É um edíficio ainda em posse da mesma família e com utilidade. Os estragos vísiveis nas suas fachadas (que carecem de uma limpeza) dizem mais respeito a actos de vandalismo do que propriamente um descuido dos seus proprietários, que mantêm o interesse em recuperar este belo exemplar de arquitectura à sua completa dignidade e à restituição dos seus azulejos originais para uma futura reapreciação do imóvel.

01/01/2014

Quinta de Vila Meã


A Quinta de Vila Meã, ou da Mitra, situa-se na freguesia de Campanhã, é de origem remota e já no século XV estava na posse da nobre família dos Vieiras.

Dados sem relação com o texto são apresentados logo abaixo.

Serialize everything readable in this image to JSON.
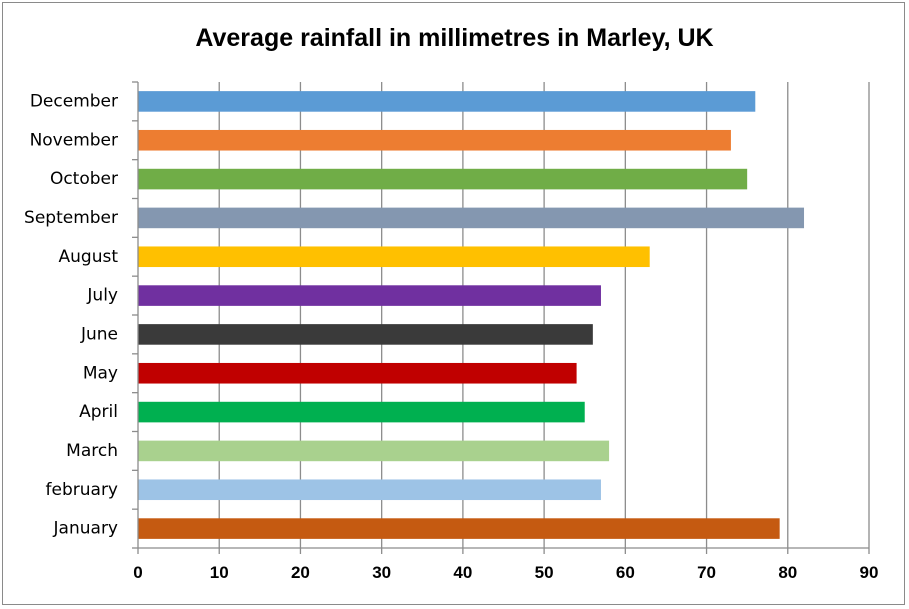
{
  "chart_data": {
    "type": "bar",
    "orientation": "horizontal",
    "title": "Average rainfall in millimetres in Marley, UK",
    "categories": [
      "January",
      "february",
      "March",
      "April",
      "May",
      "June",
      "July",
      "August",
      "September",
      "October",
      "November",
      "December"
    ],
    "values": [
      79,
      57,
      58,
      55,
      54,
      56,
      57,
      63,
      82,
      75,
      73,
      76
    ],
    "colors": [
      "#c55a11",
      "#9dc3e6",
      "#a9d18e",
      "#00b050",
      "#c00000",
      "#3a3a3a",
      "#7030a0",
      "#ffc000",
      "#8497b0",
      "#70ad47",
      "#ed7d31",
      "#5b9bd5"
    ],
    "xlim": [
      0,
      90
    ],
    "xticks": [
      0,
      10,
      20,
      30,
      40,
      50,
      60,
      70,
      80,
      90
    ],
    "grid": true,
    "xlabel": "",
    "ylabel": ""
  }
}
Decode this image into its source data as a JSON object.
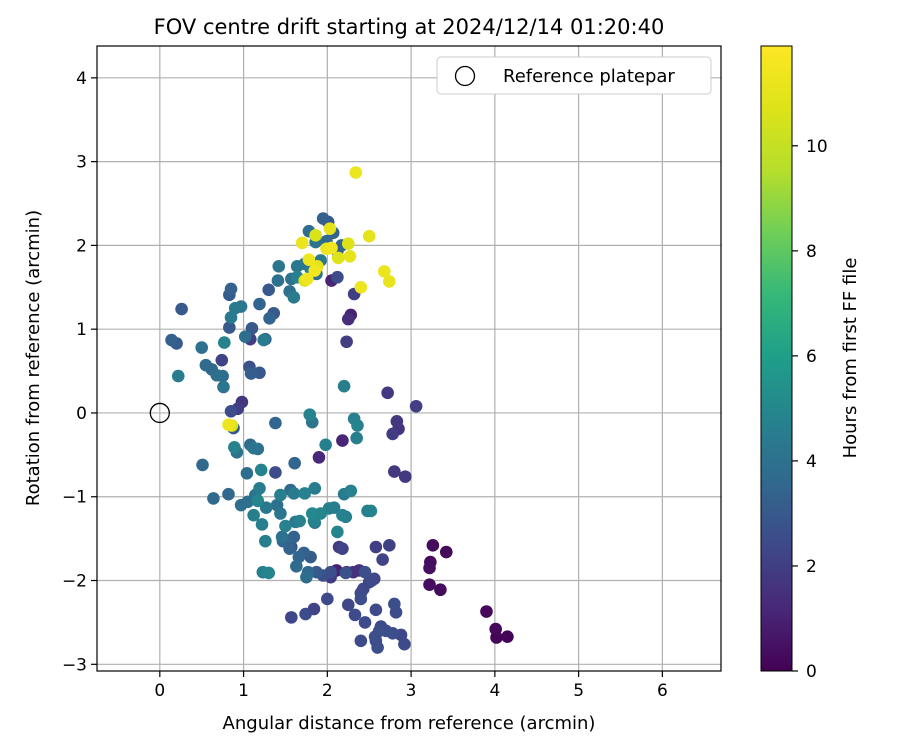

Vários registos escritos atestam que a propriedade pertenceu à família dos Vieiras durante muito tempo, até à sua união com a família Araújo. Em 1866, a propriedade foi vendida ao comendador José Joaquim Pereira de Lima. Nos anos 20 do século XX os herdeiros do comendador venderam-na à família Mitra, razão porque hoje em dia é mais conhecida por Quinta da Mitra.


Actualmente a parte edificada apresenta todas as características de uma rica propriedade do século XVIII, onde as linhas do Barroco serpenteiam nos pormenores decorativos da capela da casa. A extensão original dos seus terrenos cobria uma vasta área que hoje é ocupada por estradas e habitações – só para se fazer uma ideia, a propriedade estava compreendida entre a zona da Corujeira e o Monte Escoural, onde se situa a Quinta de Bonjóia.

É o Movimento Terra Solta, com a total colaboração da Junta de Freguesia de Campanhã, que hoje ocupa esta quinta e faz os possíveis para reabilitar e reconverter o espaço para transformá-la na Quinta Pedagógica da Mitra, explorando-a como local de cultivo biológico, respeitando os preceitos de maior coerência e sustentabilidade da agricultura urbana.